Intracameral injections deliver high, immediate antibiotic levels to the AH, without interpatient variability. Because of these high initial levels, concentrations remain above bacterial MICs for longer periods of time, which translates into the higher AUCs and AUICs necessary to eradicate bacteria.

Patient study numbers are not tied to these recognised PK/PD fundamentals and dismissing their role in fighting bacterial infection likely results only in futile argument.

Antibiotic prophylaxis is aimed primarily at eliminating bacteria that enter the eye during cataract surgery. There should be little confusion over which regimen – intracameral injection or topical drops – delivers the highest antibiotic levels directly to the anterior chamber.

Other factors such as inoculum size and bacterial virulence also impact the risk for serious infection. Poor wound healing or surgical complications may permit surface contaminants to enter the eye postoperatively during wound healing; under these conditions, ongoing surface antisepsis is a separate matter.

Nevertheless, to eradicate bacteria entering the eye during cataract surgery, there can be little doubt that the intracameral injection delivers higher antibiotic levels over time, levels that are impossible to achieve with clinical topical drop regimens. Fundamental principles of PK/PD support clinical findings of the ESCRS study. Increasing patient numbers in study groups would not alter the basic principles of bacterial eradication already well established within the scientific community, all wishful thinking aside.

References

1. Endophthalmitis Study Group, European Society of Cataract & Refractive Surgeons. Prophylaxis of postoperative endophthalmitis following cataract surgery: results of the ESCRS multicenter study and identification of risk factors. J Cat Refract Surg 2007; 33: 978-88.

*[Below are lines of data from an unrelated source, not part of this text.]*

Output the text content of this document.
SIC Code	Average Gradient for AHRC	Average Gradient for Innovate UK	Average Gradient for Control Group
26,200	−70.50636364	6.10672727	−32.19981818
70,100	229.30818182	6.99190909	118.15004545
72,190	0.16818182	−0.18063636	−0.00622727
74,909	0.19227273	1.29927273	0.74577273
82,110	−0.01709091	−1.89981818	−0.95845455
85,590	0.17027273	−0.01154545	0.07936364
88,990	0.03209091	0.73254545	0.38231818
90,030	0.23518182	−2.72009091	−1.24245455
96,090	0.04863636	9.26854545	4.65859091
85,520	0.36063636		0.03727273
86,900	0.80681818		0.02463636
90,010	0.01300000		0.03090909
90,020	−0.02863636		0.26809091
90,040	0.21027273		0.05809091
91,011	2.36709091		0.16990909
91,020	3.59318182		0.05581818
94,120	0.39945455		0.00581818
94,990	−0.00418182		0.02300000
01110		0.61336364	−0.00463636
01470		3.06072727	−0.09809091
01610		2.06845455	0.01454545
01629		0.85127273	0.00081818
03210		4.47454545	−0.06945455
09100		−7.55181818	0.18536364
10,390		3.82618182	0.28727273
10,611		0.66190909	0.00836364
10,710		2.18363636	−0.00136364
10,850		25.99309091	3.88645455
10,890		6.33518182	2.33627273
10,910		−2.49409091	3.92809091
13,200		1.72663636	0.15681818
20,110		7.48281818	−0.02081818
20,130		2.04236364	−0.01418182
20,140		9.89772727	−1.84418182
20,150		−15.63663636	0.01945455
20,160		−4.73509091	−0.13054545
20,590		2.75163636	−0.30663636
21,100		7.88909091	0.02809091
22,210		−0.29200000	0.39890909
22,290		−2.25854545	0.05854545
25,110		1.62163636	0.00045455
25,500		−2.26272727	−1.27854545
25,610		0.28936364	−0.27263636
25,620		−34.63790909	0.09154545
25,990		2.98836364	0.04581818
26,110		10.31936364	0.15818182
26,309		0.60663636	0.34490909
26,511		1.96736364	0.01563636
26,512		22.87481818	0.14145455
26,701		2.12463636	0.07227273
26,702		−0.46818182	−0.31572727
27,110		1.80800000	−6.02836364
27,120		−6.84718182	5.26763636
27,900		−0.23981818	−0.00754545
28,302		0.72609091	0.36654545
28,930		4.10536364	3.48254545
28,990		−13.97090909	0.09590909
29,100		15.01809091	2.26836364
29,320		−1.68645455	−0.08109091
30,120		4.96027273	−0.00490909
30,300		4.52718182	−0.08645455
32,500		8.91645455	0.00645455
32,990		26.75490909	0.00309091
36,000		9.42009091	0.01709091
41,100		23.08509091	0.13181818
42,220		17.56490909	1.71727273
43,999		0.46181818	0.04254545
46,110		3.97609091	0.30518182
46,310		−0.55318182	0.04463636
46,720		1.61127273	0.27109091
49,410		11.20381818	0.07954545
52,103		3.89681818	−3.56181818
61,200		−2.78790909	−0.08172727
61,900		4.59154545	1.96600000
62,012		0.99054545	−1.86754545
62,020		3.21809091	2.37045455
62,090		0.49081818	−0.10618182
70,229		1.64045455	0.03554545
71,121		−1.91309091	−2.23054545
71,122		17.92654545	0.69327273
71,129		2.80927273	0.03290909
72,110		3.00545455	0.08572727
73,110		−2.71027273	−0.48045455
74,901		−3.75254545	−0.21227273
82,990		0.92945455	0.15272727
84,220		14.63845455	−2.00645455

2. Sundelin K, Seal D, Gardner S, et al. Increased anterior chamber penetration of topical levofloxacin 0.5% after pulsed dosing in cataract patients. Acta Ophthalmol. 2009;87:160-165.

3. Odenholt I, Cars O. Pharmacodynamics of moxifloxacin and levofloxacin against Streptococcus pneumoniae, Staphylococcus aureus, Klebsiella pneumoniae and Escherichia coli: simulation of human plasma concentrations after intravenous dosage in an in vitro kinetic model. J Antimicrob Chemother. 2006;58:960-965.

4. Callegan MC, Novosad BD, Ramadan RT, et al. Rate of bacterial eradication by ophthalmic solutions of fourth-generation fluoroquinolones. Adv Ther 2009;26:447-54.

* Susanne Gardner, Pharm. D, is a specialist in ocular antiinfectives and ocular pharmacokinetics with a background in academics, research and publishing.